By Monday evening, Mr. Cuomo seemed to be in damage-control mode, saying through a spokeswoman that there wasn’t a fraud issue with the subway and bus workers Mr. Samuelsen represents, but among Long Island Rail Road employees. New York City Transit simply had an ineffective time and attendance system, the spokeswoman explained.

This latest dust-up began late last week when Lawrence Schwartz, a close ally of Mr. Cuomo on the M.T.A. board, requested an emergency board meeting, at which he excoriated what he described as “constant overtime, payroll and pension abuses at the M.T.A.”

Mr. Schwartz, who is widely seen as acting on Mr. Cuomo’s behalf, cited reports suggesting there had been payroll “fraud, theft and abuse spanning the M.T.A. system” and called for an independent investigator to investigate fraud among employees.

He also cited news reports showing statistics from an April report from the Empire Center for Public Policy, a conservative watchdog organization. The report found that overtime costs had driven up the New York City Transit payroll by $400 million in 2018; some of those costs are related to the subway action plan. It also gave several examples of high salaries among hourly Long Island Rail Road employees.
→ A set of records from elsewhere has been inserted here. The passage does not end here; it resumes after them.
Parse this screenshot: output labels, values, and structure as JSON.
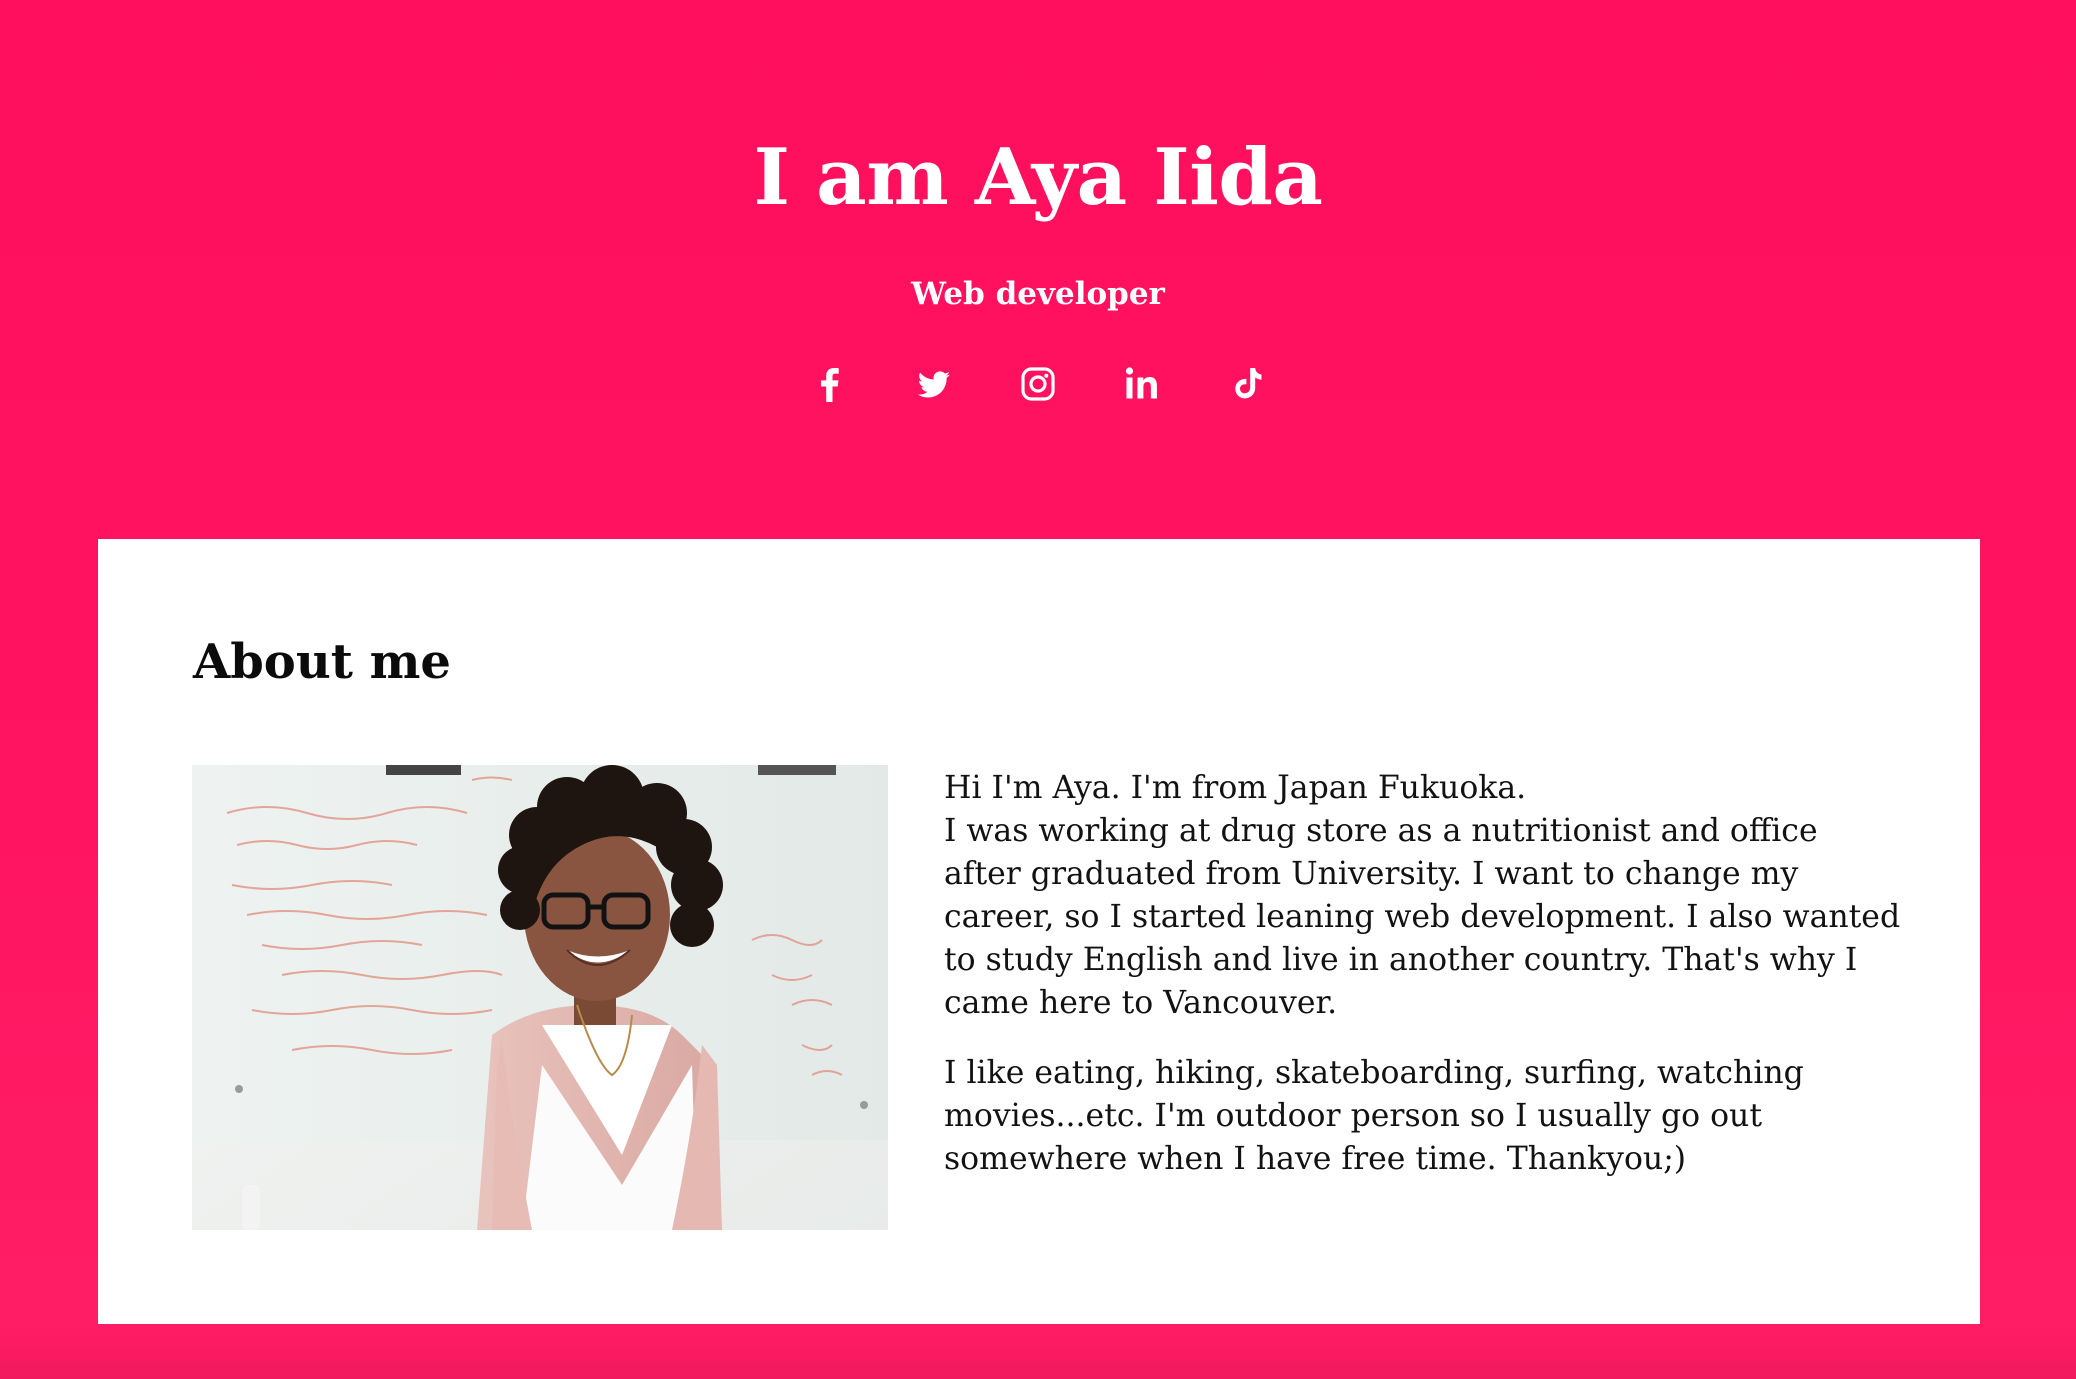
{
  "hero": {
    "title": "I am Aya Iida",
    "subtitle": "Web developer",
    "social": [
      {
        "icon": "facebook-icon"
      },
      {
        "icon": "twitter-icon"
      },
      {
        "icon": "instagram-icon"
      },
      {
        "icon": "linkedin-icon"
      },
      {
        "icon": "tiktok-icon"
      }
    ]
  },
  "about": {
    "title": "About me",
    "paragraph1_line1": "Hi I'm Aya. I'm from Japan Fukuoka.",
    "paragraph1_line2": "I was working at drug store as a nutritionist and office after graduated from University. I want to change my career, so I started leaning web development. I also wanted to study English and live in another country. That's why I came here to Vancouver.",
    "paragraph2": "I like eating, hiking, skateboarding, surfing, watching movies...etc. I'm outdoor person so I usually go out somewhere when I have free time. Thankyou;)"
  },
  "colors": {
    "accent": "#ff1461",
    "card": "#ffffff",
    "text": "#121212"
  }
}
To be sure, there are legitimate concerns over M.T.A. payroll costs and work rules — something Mr. Cuomo can address in the continuing labor negotiations with the union. And any cases of abuse at the Long Island Rail Road or elsewhere should be swiftly addressed.

But, as Mr. Cuomo now seems to acknowledge, overtime costs for subway workers are not evidence of widespread fraud. In fact, the M.T.A. removed an overtime cap to allow workers to carry out the subway action plan and speed work on subway repairs.

Mr. Cuomo seemed to suggest at a news conference on Sunday that Mr. Samuelsen of the T.W.U.I. — who has been fiercely loyal to the governor — was tolerating fraud among his members. “If a union president wants to support criminality, then that’s a very basic problem and I think a basic mistake,” Mr. Cuomo said, according to The Daily News. Mr. Samuelsen called the accusations “baldfaced lies.”

This would appear to be self-defeating behavior for a governor who owes his re-election in part to loyal support from Mr. Samuelsen and the Transport Workers Union. It’s even odder for a man with a chance to forge a legacy as the governor who rescued one of the greatest infrastructure projects in the United States.

If he is serious about fixing the subway, Mr. Cuomo will simmer down, give Mr. Byford the support he needs to turn the system around and stop picking needless fights. That would benefit New York and the governor’s political future.